天使のパワー

「さっき、絵本で天使さんに出会ったって言ったんですけど……。その他にも、柚が天使に憧れた出来事があったんです」


笹倉は、自分の羽根を、愛おしそうに撫でている。


「小学校五年生の時、柚のお母さんが、ちょっと、事故に遭っちゃって……。足を骨折して、入院することになったんです」

「それは……」

「はい。結構変な折れ方しちゃったみたいで、しばらく入院して、リハビリまでしないと、歩けるようにはならないって。柚、お母さんっ子だったから、毎日家にお母さんがいないと、何にも楽しくなかった。お父さんにも、お姉ちゃんにも、強く当たっちゃって……」


笹倉が、思いつめたような表情をしている。

俺は、優しく笹倉の頭を撫でた。


「……ありがとうございます」

「続けてくれ」

「……どうしても、早く良くなってほしくて。私の宝物だった、天使のぬいぐるみを、プレゼントしたんです。そしたら……。お医者さんもびっくりするくらい、突然足が良くなって……。予定よりも早く、お母さんが退院することができて」


笹倉が、笑顔になった。


「お母さんに、言われたんです。天使のおかげかもねって。柚ちゃんも、この天使みたいに、いつも笑っていてくれたら、お母さん嬉しいなって……」

「……良い話だな」

「でしょう? それからずっと、柚はこんな感じなんです。たまに、うるさいよ~って、怒られちゃう時もありますけど」


自嘲気味に笑うと、笹倉は立ち上がった。


「……そんな私が、天使になったんです。これって、運命だと思いませんか? 全人類を……。笑顔にしなきゃって、なんか、そう思いました」

「壮大だな……。全人類って」

「はいっ。でも、柚ならできる気がするんです! だから……。まずはこの街の人からって、思ったんですけど……。いきなり躓いちゃいました」

「笹倉……」


どうしてだろうか。

その笑顔が……、妹の嬉波と、重なった。


まだ、姿があったころの嬉波。

年下だからか? 

いや、嬉波と笹倉は、全然違うし……。


「先輩?」

「あっ……、いや、うん」

「どうしたんですか? 柚が神々しくて、見惚れちゃってます?」

「んなわけあるかよ」

「えぇ~!? そんな言い方ないじゃないですか!」

「治療の件だけどさ」

「……はい」

「完全に、羽を失くすんじゃなくて……、もしかしたら、残す方法も、あるかもしれないな」

「えっ……。本当ですか?」

「知らん」

「えぇ!?」


多分、あると思うけど。

……なかったら、申し訳ないから、濁しておいた。


「でもでも、その件も添えて伝えれば……。
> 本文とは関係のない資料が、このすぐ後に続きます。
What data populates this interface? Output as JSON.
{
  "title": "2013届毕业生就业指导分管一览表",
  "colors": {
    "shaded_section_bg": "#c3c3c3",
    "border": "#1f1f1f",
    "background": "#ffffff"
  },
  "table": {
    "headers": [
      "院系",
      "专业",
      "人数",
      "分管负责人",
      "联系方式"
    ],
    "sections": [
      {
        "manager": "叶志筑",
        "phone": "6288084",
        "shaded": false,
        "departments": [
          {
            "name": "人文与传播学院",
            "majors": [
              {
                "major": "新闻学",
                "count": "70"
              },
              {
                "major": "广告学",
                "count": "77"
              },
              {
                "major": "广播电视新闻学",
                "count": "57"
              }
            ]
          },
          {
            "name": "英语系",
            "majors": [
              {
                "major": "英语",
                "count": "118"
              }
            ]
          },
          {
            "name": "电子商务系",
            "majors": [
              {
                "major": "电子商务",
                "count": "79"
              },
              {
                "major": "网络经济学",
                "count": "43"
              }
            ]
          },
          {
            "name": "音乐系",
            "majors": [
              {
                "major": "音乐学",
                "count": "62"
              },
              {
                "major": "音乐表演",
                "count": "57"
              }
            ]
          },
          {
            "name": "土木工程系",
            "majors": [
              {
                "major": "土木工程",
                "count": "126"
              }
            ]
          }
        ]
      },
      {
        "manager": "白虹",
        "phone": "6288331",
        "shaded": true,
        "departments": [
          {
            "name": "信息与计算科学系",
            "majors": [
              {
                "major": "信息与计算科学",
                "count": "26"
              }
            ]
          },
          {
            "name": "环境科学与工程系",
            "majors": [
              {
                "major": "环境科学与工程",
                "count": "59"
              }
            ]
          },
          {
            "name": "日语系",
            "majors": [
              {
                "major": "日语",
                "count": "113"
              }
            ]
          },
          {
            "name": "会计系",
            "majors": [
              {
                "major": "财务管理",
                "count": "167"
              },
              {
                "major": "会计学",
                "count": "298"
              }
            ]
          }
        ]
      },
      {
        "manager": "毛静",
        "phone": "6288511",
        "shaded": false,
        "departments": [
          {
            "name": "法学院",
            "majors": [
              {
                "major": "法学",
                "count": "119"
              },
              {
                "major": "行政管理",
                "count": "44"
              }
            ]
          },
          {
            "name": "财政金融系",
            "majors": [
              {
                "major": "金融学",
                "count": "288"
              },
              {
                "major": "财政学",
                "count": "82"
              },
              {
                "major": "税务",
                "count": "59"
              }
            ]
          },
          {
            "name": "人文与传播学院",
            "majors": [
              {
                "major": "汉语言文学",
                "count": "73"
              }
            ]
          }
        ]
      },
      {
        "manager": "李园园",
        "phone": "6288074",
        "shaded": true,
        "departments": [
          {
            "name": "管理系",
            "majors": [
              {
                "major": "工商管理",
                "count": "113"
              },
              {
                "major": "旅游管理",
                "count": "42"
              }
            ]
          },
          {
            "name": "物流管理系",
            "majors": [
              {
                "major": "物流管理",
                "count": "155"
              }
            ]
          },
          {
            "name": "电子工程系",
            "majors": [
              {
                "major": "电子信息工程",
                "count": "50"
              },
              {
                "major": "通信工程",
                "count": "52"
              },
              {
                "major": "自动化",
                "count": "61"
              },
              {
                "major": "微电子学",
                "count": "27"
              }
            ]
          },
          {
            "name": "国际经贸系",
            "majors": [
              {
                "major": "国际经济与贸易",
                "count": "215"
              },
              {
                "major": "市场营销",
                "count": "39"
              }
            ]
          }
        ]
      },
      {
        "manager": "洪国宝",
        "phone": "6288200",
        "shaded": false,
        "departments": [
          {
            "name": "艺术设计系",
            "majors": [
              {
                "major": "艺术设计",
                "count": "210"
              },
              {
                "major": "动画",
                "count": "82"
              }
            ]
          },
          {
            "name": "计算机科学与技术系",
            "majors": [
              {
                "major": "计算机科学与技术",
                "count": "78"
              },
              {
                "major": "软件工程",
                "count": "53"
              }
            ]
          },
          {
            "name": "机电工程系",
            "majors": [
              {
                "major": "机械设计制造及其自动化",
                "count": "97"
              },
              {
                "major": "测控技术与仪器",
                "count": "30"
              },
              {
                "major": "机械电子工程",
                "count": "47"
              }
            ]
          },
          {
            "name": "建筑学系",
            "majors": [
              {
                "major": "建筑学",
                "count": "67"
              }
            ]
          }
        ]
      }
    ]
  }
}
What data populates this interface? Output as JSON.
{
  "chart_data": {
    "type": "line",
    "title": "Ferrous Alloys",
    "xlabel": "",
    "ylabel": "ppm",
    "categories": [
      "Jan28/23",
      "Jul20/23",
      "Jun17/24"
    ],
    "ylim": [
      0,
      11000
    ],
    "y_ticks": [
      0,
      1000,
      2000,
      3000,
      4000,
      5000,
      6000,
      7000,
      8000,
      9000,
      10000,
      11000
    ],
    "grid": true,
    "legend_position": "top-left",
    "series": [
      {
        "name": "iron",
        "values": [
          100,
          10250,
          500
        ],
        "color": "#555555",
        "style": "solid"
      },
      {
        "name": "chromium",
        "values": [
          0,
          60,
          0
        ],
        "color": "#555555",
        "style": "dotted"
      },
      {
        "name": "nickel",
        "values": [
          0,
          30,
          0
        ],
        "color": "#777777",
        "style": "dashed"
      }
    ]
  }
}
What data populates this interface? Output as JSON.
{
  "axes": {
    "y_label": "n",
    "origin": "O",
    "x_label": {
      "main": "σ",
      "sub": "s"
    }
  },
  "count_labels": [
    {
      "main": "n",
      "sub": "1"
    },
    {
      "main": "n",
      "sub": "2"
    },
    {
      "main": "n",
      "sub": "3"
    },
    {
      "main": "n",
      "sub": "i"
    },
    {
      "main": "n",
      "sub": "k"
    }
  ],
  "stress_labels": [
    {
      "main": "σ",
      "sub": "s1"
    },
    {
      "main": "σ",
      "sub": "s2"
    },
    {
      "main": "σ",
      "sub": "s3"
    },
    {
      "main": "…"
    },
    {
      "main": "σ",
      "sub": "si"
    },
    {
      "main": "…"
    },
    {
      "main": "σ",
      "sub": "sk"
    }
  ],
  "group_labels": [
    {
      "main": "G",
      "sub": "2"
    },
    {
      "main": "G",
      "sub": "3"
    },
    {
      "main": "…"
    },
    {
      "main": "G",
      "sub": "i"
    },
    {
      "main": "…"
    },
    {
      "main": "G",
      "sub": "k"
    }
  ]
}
雇ってくれるところ、あるんじゃないですか?」

「い、いや、まだあると決まったわけじゃ」

「なかったら、ごめんなさいして、断ればいいだけですから……。学校に戻る前に、最後、一店舗だけ、行ってみませんか?」

「……そうだな」


しまったなぁ。

笹倉の良い話に流されて、不確定なことを口走ってしまった。


ウキウキしながら、歩き始めた笹倉を、止めることもできず。

俺はやはり、後を付いて行くのみだった。